# Swamp Man Gloves



## dudeamis (Oct 16, 2011)

This year I made a pair of gloves with a swamp man vibe for my Pumpkin King costume, but despite being happy with the look, I couldn't feel anything with them, so I ultimately didn't wear them. So this year I decided to try and marry form and function. Here is my results with instructions.

Step 1. Get a pair of latex gloves from Dollar Tree or similar source. I got these from a gas station, they were a bit more expensive but a little bit better quality than the dollar tree version. Paint them green. In this case, it was free paint that I got from Ace last April when they were giving away one free pint every weekened. 









Step 2. Pour white glue in random locations along the back of the hand, then cover the glue with shredded moss. I used a combination of Dollar Tree reindeer moss, floral moss and italian moss. I ultimately prefered the reindeer moss, but the floral moss works well too.










Step 3. Once the glue is dry, shake off the excess moss










Step 4. Repeat steps 2-3 on both gloves until you're happy with the final coverage. also add moss to the back of the thumb and front forearm.

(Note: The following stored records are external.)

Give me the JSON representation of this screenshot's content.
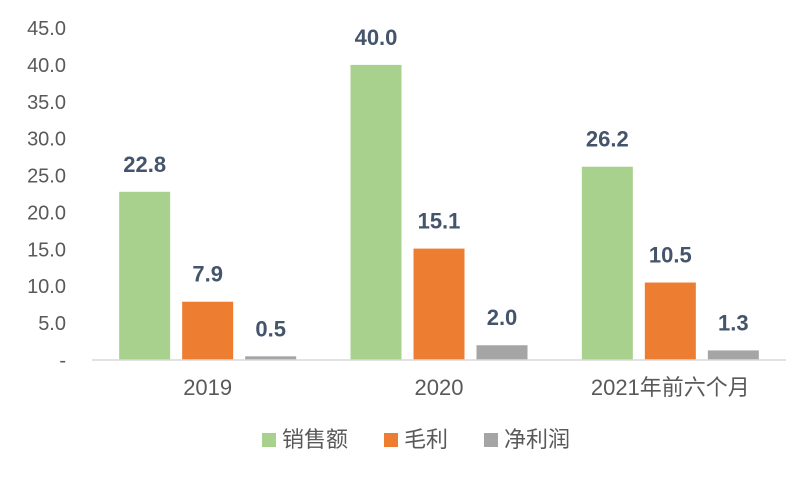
{
  "chart_data": {
    "type": "bar",
    "categories": [
      "2019",
      "2020",
      "2021年前六个月"
    ],
    "series": [
      {
        "name": "销售额",
        "values": [
          22.8,
          40.0,
          26.2
        ],
        "color": "#a9d18e"
      },
      {
        "name": "毛利",
        "values": [
          7.9,
          15.1,
          10.5
        ],
        "color": "#ed7d31"
      },
      {
        "name": "净利润",
        "values": [
          0.5,
          2.0,
          1.3
        ],
        "color": "#a5a5a5"
      }
    ],
    "data_labels": [
      [
        "22.8",
        "40.0",
        "26.2"
      ],
      [
        "7.9",
        "15.1",
        "10.5"
      ],
      [
        "0.5",
        "2.0",
        "1.3"
      ]
    ],
    "yticks": [
      "-",
      "5.0",
      "10.0",
      "15.0",
      "20.0",
      "25.0",
      "30.0",
      "35.0",
      "40.0",
      "45.0"
    ],
    "ylim": [
      0,
      45
    ],
    "grid": false,
    "legend": "bottom",
    "title": "",
    "xlabel": "",
    "ylabel": ""
  }
}
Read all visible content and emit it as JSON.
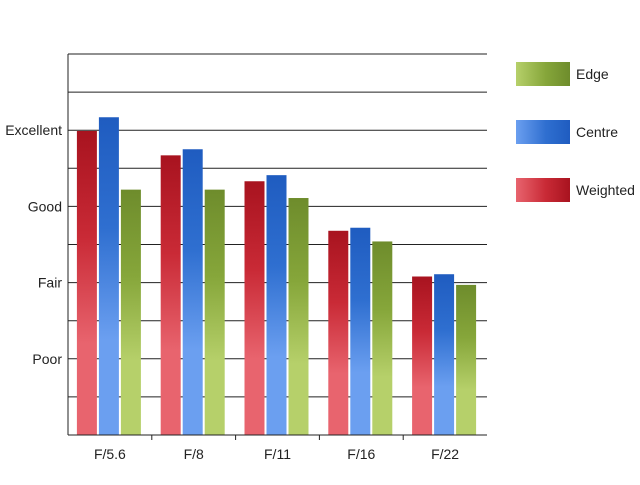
{
  "chart_data": {
    "type": "bar",
    "title": "",
    "xlabel": "",
    "ylabel": "",
    "categories": [
      "F/5.6",
      "F/8",
      "F/11",
      "F/16",
      "F/22"
    ],
    "y_ticks": [
      {
        "value": 1,
        "label": "Poor"
      },
      {
        "value": 2,
        "label": "Fair"
      },
      {
        "value": 3,
        "label": "Good"
      },
      {
        "value": 4,
        "label": "Excellent"
      }
    ],
    "ylim": [
      0,
      5
    ],
    "grid": true,
    "legend_position": "right",
    "series": [
      {
        "name": "Weighted",
        "values": [
          3.99,
          3.67,
          3.33,
          2.68,
          2.08
        ],
        "color_top": "#a8131f",
        "color_mid": "#c92a36",
        "color_bottom": "#e8646e"
      },
      {
        "name": "Centre",
        "values": [
          4.17,
          3.75,
          3.41,
          2.72,
          2.11
        ],
        "color_top": "#1f5cc0",
        "color_mid": "#2f6fd0",
        "color_bottom": "#6b9ff0"
      },
      {
        "name": "Edge",
        "values": [
          3.22,
          3.22,
          3.11,
          2.54,
          1.97
        ],
        "color_top": "#6e8c2c",
        "color_mid": "#86a63a",
        "color_bottom": "#b6d06a"
      }
    ],
    "legend_order": [
      "Edge",
      "Centre",
      "Weighted"
    ]
  }
}
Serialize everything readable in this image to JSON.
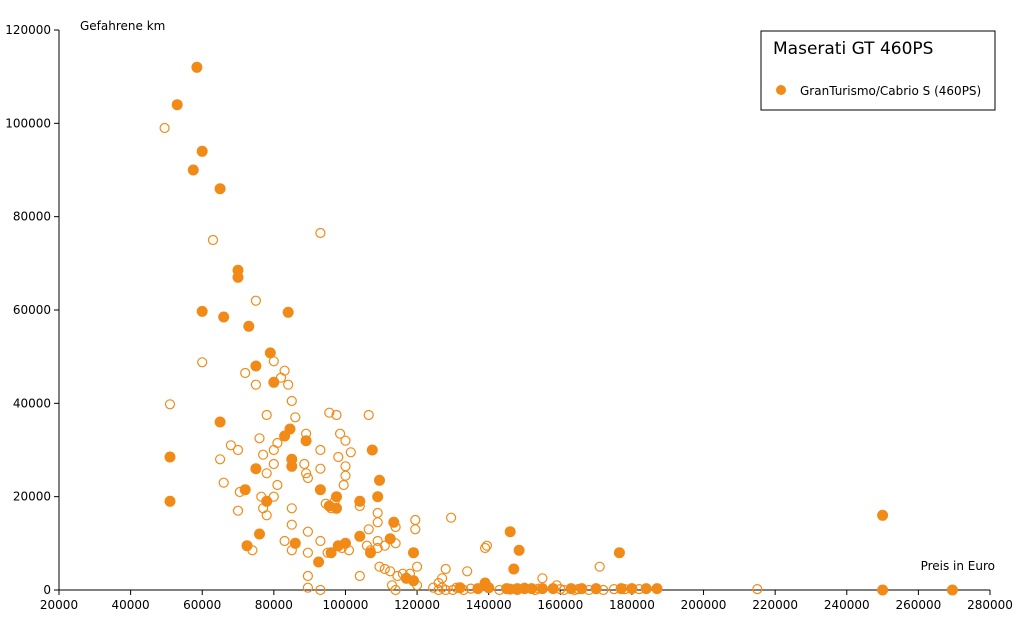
{
  "chart_data": {
    "type": "scatter",
    "title": "Maserati GT 460PS",
    "xlabel": "Preis in Euro",
    "ylabel": "Gefahrene km",
    "xlim": [
      20000,
      280000
    ],
    "ylim": [
      0,
      120000
    ],
    "x_ticks": [
      20000,
      40000,
      60000,
      80000,
      100000,
      120000,
      140000,
      160000,
      180000,
      200000,
      220000,
      240000,
      260000,
      280000
    ],
    "y_ticks": [
      0,
      20000,
      40000,
      60000,
      80000,
      100000,
      120000
    ],
    "grid": false,
    "legend_position": "top-right",
    "colors": {
      "series": "#f28a17",
      "axis": "#000000"
    },
    "series": [
      {
        "name": "GranTurismo/Cabrio S (460PS)",
        "marker": "filled-circle",
        "points": [
          [
            58500,
            112000
          ],
          [
            53000,
            104000
          ],
          [
            60000,
            94000
          ],
          [
            57500,
            90000
          ],
          [
            65000,
            86000
          ],
          [
            70000,
            68500
          ],
          [
            70000,
            67000
          ],
          [
            60000,
            59700
          ],
          [
            66000,
            58500
          ],
          [
            84000,
            59500
          ],
          [
            73000,
            56500
          ],
          [
            79000,
            50800
          ],
          [
            75000,
            48000
          ],
          [
            80000,
            44500
          ],
          [
            65000,
            36000
          ],
          [
            84500,
            34500
          ],
          [
            83000,
            33000
          ],
          [
            89000,
            32000
          ],
          [
            107500,
            30000
          ],
          [
            85000,
            28000
          ],
          [
            85000,
            26500
          ],
          [
            75000,
            26000
          ],
          [
            109500,
            23500
          ],
          [
            72000,
            21500
          ],
          [
            93000,
            21500
          ],
          [
            51000,
            28500
          ],
          [
            51000,
            19000
          ],
          [
            78000,
            19000
          ],
          [
            97500,
            20000
          ],
          [
            104000,
            19000
          ],
          [
            109000,
            20000
          ],
          [
            95500,
            18000
          ],
          [
            97500,
            17500
          ],
          [
            113500,
            14500
          ],
          [
            104000,
            11500
          ],
          [
            112500,
            11000
          ],
          [
            100000,
            10000
          ],
          [
            98000,
            9500
          ],
          [
            76000,
            12000
          ],
          [
            86000,
            10000
          ],
          [
            72500,
            9500
          ],
          [
            107000,
            8000
          ],
          [
            119000,
            8000
          ],
          [
            96000,
            8000
          ],
          [
            92500,
            6000
          ],
          [
            146000,
            12500
          ],
          [
            148500,
            8500
          ],
          [
            176500,
            8000
          ],
          [
            147000,
            4500
          ],
          [
            117000,
            2500
          ],
          [
            119000,
            2000
          ],
          [
            139000,
            1500
          ],
          [
            132000,
            500
          ],
          [
            137000,
            300
          ],
          [
            140000,
            500
          ],
          [
            145000,
            300
          ],
          [
            146000,
            200
          ],
          [
            148000,
            300
          ],
          [
            150000,
            300
          ],
          [
            152000,
            300
          ],
          [
            155000,
            300
          ],
          [
            158000,
            300
          ],
          [
            163000,
            300
          ],
          [
            166000,
            300
          ],
          [
            170000,
            300
          ],
          [
            177000,
            300
          ],
          [
            180000,
            300
          ],
          [
            184000,
            300
          ],
          [
            187000,
            300
          ],
          [
            250000,
            16000
          ],
          [
            250000,
            0
          ],
          [
            269500,
            0
          ]
        ]
      },
      {
        "name": "",
        "marker": "open-circle",
        "points": [
          [
            49500,
            99000
          ],
          [
            63000,
            75000
          ],
          [
            93000,
            76500
          ],
          [
            75000,
            62000
          ],
          [
            60000,
            48800
          ],
          [
            72000,
            46500
          ],
          [
            80000,
            49000
          ],
          [
            83000,
            47000
          ],
          [
            82000,
            45500
          ],
          [
            75000,
            44000
          ],
          [
            84000,
            44000
          ],
          [
            85000,
            40500
          ],
          [
            51000,
            39800
          ],
          [
            78000,
            37500
          ],
          [
            86000,
            37000
          ],
          [
            95500,
            38000
          ],
          [
            97500,
            37500
          ],
          [
            106500,
            37500
          ],
          [
            98500,
            33500
          ],
          [
            100000,
            32000
          ],
          [
            76000,
            32500
          ],
          [
            81000,
            31500
          ],
          [
            68000,
            31000
          ],
          [
            70000,
            30000
          ],
          [
            80000,
            30000
          ],
          [
            89000,
            33500
          ],
          [
            93000,
            30000
          ],
          [
            101500,
            29500
          ],
          [
            98000,
            28500
          ],
          [
            88500,
            27000
          ],
          [
            93000,
            26000
          ],
          [
            100000,
            26500
          ],
          [
            77000,
            29000
          ],
          [
            80000,
            27000
          ],
          [
            65000,
            28000
          ],
          [
            89000,
            25000
          ],
          [
            100000,
            24500
          ],
          [
            89500,
            24000
          ],
          [
            78000,
            25000
          ],
          [
            66000,
            23000
          ],
          [
            81000,
            22500
          ],
          [
            99500,
            22500
          ],
          [
            70500,
            21000
          ],
          [
            80000,
            20000
          ],
          [
            76500,
            20000
          ],
          [
            97000,
            19000
          ],
          [
            104000,
            18000
          ],
          [
            94500,
            18500
          ],
          [
            77000,
            17500
          ],
          [
            70000,
            17000
          ],
          [
            85000,
            17500
          ],
          [
            96000,
            17500
          ],
          [
            109000,
            16500
          ],
          [
            78000,
            16000
          ],
          [
            129500,
            15500
          ],
          [
            119500,
            15000
          ],
          [
            109000,
            14500
          ],
          [
            119500,
            13000
          ],
          [
            114000,
            13500
          ],
          [
            85000,
            14000
          ],
          [
            106500,
            13000
          ],
          [
            89500,
            12500
          ],
          [
            83000,
            10500
          ],
          [
            93000,
            10500
          ],
          [
            109000,
            10500
          ],
          [
            114000,
            10000
          ],
          [
            106000,
            9500
          ],
          [
            99000,
            9000
          ],
          [
            101000,
            8500
          ],
          [
            95000,
            8000
          ],
          [
            107000,
            8500
          ],
          [
            89500,
            8000
          ],
          [
            74000,
            8500
          ],
          [
            85000,
            8500
          ],
          [
            109000,
            9000
          ],
          [
            111000,
            9500
          ],
          [
            109500,
            5000
          ],
          [
            111000,
            4500
          ],
          [
            112500,
            4000
          ],
          [
            116000,
            3500
          ],
          [
            118000,
            3500
          ],
          [
            120000,
            5000
          ],
          [
            114500,
            3000
          ],
          [
            120000,
            1000
          ],
          [
            89500,
            3000
          ],
          [
            89500,
            500
          ],
          [
            93000,
            0
          ],
          [
            104000,
            3000
          ],
          [
            113000,
            1000
          ],
          [
            114000,
            0
          ],
          [
            124500,
            500
          ],
          [
            126000,
            1500
          ],
          [
            127000,
            2500
          ],
          [
            128000,
            4500
          ],
          [
            127000,
            500
          ],
          [
            128000,
            0
          ],
          [
            130000,
            0
          ],
          [
            131000,
            500
          ],
          [
            134000,
            4000
          ],
          [
            139000,
            9000
          ],
          [
            139500,
            9500
          ],
          [
            155000,
            2500
          ],
          [
            171000,
            5000
          ],
          [
            159000,
            1000
          ],
          [
            150000,
            500
          ],
          [
            154000,
            300
          ],
          [
            160000,
            200
          ],
          [
            165000,
            200
          ],
          [
            170000,
            200
          ],
          [
            175000,
            200
          ],
          [
            178000,
            200
          ],
          [
            182000,
            200
          ],
          [
            215000,
            200
          ],
          [
            126000,
            0
          ],
          [
            133000,
            0
          ],
          [
            135000,
            300
          ],
          [
            143000,
            0
          ],
          [
            148000,
            0
          ],
          [
            153000,
            0
          ],
          [
            161000,
            0
          ],
          [
            164000,
            0
          ],
          [
            168000,
            0
          ],
          [
            172000,
            0
          ]
        ]
      }
    ]
  }
}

Step 5. Strip a Dollar Tree vine of its leaves. They slide right off the stem. Cut the vine up into pieces slightly longer than the gloves and hot glue them in random patterns, perhaps adding a few forks. Paint over the hot glue with a paint that matches the vines. Then hot glue a few of leaves you stripped to some of the vines. For the finished result.


----------



## dudeamis (Oct 16, 2011)

Here they are in action, sorry only one glove, gf is at work.


----------



## nimblemonkey (Aug 21, 2011)

good idea! I've been mulling over a swamp thing costume for 2013....


----------



## dudeamis (Oct 16, 2011)

nimblemonkey said:


> good idea! I've been mulling over a swamp thing costume for 2013....


it was a pic of Swamp Thing from the movie that inspired this version.


----------